Le logement, un bien de première nécessité de plus en plus inaccessible
Selon le sondage, se loger figure parmi les trois besoins essentiels à garantir à tous les citoyens selon 66 % des français, au même titre que se soigner (75 %) et se nourrir (71 %).
Le logement apparaît même comme la priorité numéro 1 pour les locataires souhaitant devenir propriétaires (69 %).
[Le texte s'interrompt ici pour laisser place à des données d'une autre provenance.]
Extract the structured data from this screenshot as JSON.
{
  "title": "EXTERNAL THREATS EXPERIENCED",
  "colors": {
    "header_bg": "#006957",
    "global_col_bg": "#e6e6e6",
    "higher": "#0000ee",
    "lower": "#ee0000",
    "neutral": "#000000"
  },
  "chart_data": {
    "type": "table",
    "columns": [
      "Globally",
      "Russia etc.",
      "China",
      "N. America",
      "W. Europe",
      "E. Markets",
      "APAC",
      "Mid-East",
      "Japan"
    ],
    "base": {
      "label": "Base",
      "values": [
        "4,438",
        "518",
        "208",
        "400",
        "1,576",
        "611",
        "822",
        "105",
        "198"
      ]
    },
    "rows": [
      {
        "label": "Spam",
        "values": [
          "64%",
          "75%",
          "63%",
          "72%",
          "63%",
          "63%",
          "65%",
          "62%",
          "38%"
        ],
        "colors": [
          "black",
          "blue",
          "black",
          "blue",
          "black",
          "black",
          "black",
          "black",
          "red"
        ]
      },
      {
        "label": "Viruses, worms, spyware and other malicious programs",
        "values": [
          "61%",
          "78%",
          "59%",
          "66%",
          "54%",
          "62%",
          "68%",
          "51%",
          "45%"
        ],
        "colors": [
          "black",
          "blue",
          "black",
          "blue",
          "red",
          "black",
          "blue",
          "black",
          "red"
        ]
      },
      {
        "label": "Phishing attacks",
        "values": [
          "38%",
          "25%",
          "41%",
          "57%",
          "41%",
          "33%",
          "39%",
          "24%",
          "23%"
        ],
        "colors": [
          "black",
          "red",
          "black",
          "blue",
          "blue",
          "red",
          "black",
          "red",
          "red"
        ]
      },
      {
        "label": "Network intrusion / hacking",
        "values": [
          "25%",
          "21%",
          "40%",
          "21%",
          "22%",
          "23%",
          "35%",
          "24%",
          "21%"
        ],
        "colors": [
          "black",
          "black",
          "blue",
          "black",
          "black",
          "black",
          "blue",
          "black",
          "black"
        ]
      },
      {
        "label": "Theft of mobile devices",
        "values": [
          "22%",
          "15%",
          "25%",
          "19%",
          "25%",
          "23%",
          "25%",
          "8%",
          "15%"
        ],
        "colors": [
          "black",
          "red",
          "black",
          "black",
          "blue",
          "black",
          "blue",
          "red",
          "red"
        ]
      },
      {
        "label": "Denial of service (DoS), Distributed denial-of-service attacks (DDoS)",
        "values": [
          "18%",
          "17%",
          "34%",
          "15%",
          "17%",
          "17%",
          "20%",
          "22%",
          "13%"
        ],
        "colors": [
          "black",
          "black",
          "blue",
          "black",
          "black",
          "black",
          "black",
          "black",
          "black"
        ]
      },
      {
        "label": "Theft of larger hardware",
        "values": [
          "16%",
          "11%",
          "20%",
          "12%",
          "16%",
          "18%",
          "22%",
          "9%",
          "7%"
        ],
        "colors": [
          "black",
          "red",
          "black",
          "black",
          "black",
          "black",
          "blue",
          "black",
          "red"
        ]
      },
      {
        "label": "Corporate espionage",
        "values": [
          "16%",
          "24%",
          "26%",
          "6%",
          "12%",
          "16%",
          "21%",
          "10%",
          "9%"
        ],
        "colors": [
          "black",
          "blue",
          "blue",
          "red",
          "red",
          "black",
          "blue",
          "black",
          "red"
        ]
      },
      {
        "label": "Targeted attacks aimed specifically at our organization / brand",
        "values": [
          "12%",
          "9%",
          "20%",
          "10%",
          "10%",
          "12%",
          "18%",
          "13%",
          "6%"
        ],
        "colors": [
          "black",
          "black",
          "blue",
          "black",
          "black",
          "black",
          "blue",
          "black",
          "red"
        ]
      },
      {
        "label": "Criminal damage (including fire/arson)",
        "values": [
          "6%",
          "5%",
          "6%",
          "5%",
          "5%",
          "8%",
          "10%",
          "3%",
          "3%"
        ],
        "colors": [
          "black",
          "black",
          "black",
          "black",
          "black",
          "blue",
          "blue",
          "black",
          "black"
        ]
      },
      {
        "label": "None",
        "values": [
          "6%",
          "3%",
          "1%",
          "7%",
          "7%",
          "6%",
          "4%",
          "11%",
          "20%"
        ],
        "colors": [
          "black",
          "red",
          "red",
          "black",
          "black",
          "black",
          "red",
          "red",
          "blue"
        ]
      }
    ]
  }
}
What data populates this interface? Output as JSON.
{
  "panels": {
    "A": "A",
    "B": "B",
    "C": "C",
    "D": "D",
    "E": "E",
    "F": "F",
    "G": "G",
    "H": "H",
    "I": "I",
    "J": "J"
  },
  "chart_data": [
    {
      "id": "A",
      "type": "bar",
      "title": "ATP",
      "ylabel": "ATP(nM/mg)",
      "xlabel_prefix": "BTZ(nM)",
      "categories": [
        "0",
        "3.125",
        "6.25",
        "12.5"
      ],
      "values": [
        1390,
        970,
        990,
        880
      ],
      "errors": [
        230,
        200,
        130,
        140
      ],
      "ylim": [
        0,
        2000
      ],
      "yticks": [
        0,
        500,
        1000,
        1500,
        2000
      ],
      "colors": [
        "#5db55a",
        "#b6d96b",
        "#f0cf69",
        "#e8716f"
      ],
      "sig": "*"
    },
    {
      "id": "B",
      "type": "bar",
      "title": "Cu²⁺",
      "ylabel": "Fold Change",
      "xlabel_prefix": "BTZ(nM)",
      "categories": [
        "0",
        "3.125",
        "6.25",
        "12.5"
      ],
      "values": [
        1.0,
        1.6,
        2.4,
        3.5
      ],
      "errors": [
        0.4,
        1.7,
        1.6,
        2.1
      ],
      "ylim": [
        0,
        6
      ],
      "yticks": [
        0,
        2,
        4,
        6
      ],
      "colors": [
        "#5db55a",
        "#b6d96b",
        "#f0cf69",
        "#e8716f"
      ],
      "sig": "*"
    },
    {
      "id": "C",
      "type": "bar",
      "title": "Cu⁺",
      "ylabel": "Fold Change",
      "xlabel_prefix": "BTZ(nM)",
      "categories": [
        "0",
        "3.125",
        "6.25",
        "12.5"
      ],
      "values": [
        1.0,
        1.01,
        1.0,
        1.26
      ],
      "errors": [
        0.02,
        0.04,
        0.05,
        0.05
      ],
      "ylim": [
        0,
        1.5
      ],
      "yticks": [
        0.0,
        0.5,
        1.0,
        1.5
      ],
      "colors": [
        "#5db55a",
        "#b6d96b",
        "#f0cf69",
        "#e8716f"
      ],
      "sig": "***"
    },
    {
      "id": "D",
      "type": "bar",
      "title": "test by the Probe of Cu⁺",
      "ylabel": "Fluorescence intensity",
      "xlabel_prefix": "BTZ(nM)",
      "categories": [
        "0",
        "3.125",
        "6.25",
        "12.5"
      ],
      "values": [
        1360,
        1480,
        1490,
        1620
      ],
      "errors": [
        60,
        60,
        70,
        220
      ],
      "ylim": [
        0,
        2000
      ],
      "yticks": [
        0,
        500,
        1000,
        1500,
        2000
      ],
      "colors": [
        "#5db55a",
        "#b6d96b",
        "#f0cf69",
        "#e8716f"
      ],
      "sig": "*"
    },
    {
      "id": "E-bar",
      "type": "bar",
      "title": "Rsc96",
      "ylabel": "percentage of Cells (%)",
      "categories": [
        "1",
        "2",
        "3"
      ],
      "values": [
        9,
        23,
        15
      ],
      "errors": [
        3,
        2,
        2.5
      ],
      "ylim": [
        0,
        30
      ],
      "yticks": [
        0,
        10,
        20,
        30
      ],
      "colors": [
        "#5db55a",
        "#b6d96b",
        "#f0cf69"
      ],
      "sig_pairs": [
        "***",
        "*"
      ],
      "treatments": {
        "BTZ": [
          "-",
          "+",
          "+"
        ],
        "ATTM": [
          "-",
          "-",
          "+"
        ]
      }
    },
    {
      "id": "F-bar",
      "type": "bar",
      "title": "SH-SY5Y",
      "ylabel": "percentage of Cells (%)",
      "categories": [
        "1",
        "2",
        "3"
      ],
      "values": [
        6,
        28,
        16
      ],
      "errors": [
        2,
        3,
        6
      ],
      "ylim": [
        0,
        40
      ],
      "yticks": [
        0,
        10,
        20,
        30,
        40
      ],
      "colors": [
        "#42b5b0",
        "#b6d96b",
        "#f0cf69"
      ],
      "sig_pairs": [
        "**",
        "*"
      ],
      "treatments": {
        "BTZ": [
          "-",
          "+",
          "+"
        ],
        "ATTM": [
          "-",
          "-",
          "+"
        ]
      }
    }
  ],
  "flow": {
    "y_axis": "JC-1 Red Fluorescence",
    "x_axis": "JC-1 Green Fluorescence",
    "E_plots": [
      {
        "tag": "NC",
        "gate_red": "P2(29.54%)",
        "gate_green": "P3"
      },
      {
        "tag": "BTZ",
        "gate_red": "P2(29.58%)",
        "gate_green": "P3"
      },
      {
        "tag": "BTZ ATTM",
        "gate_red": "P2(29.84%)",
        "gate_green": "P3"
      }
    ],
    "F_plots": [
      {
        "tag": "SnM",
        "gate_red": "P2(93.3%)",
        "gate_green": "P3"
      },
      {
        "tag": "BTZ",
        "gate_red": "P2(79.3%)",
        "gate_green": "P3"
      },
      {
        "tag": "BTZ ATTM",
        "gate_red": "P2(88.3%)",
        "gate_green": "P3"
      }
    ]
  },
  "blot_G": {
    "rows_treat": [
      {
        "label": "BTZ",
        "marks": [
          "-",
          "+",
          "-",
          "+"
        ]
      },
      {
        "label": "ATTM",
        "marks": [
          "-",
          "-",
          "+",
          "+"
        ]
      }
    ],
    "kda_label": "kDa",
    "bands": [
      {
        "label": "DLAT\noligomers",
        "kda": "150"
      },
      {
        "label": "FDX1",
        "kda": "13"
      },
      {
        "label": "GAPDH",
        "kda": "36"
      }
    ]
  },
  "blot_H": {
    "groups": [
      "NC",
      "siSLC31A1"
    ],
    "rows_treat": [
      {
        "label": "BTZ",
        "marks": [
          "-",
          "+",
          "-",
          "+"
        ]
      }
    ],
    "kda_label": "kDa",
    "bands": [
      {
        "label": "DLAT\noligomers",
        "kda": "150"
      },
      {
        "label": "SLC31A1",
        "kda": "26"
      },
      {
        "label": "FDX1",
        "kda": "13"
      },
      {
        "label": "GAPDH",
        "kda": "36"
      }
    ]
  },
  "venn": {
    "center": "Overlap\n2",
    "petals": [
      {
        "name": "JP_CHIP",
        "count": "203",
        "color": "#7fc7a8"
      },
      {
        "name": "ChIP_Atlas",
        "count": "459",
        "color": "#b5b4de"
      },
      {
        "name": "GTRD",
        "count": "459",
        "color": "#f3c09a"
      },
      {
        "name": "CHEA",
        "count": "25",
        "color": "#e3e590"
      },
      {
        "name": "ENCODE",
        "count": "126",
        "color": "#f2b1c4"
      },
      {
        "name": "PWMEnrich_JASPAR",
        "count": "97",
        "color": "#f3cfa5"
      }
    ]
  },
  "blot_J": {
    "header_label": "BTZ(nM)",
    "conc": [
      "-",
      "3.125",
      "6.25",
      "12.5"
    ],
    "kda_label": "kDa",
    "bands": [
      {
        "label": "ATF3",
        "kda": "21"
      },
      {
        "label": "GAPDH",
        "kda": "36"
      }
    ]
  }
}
Mais il est également perçu comme le 2e besoin le moins bien assuré en France (59 %).
Par ailleurs, 74 % des personnes interrogées trouvent qu’il est difficile de trouver un bien, que ce soit pour de la location ou de l’acquisition.
Des inquiétudes renforcées par le contexte international
L’avenir du logement ne semble pas non plus très radieux, notamment à cause de la situation au Moyen-Orient. Plus des trois quarts des sondés (71 %) pensent que ce conflit aura des conséquences négatives sur le logement et sur le marché de l’immobilier.
Dans le détail, 56 % pensent que la guerre va impacter le pouvoir d’achat et les autres dépenses du foyer, tandis que 30 % prévoient une hausse des taux d’intérêt. Enfin, 13 % redoutent l’installation durable d’un climat anxiogène sur le marché immobilier.
Or, près des deux tiers des Français (64 %) jugent que le taux actuel des crédits immobiliers fixé à 3,5 % sur 20 ans est déjà trop élevé, freinant l'envie d'accéder à la propriété.
Un enjeu clé pour les élections présidentielles de 2027
Face à ces difficultés, 7 Français sur 10 affirment qu’ils tiendront compte des programmes et propositions des candidats sur le logement lors des élections présidentielles.
Cette tendance est particulièrement marquée chez les locataires (78 %) et chez les habitants de zones à forte tension immobilière, comme la région parisienne (77 %).
Enfin, 9 personnes sur 10 se disent favorables à ce que le pays augmente le nombre de logements proposés à la vente ou à la location, en recourant à la construction neuve ou à la réhabilitation de biens anciens.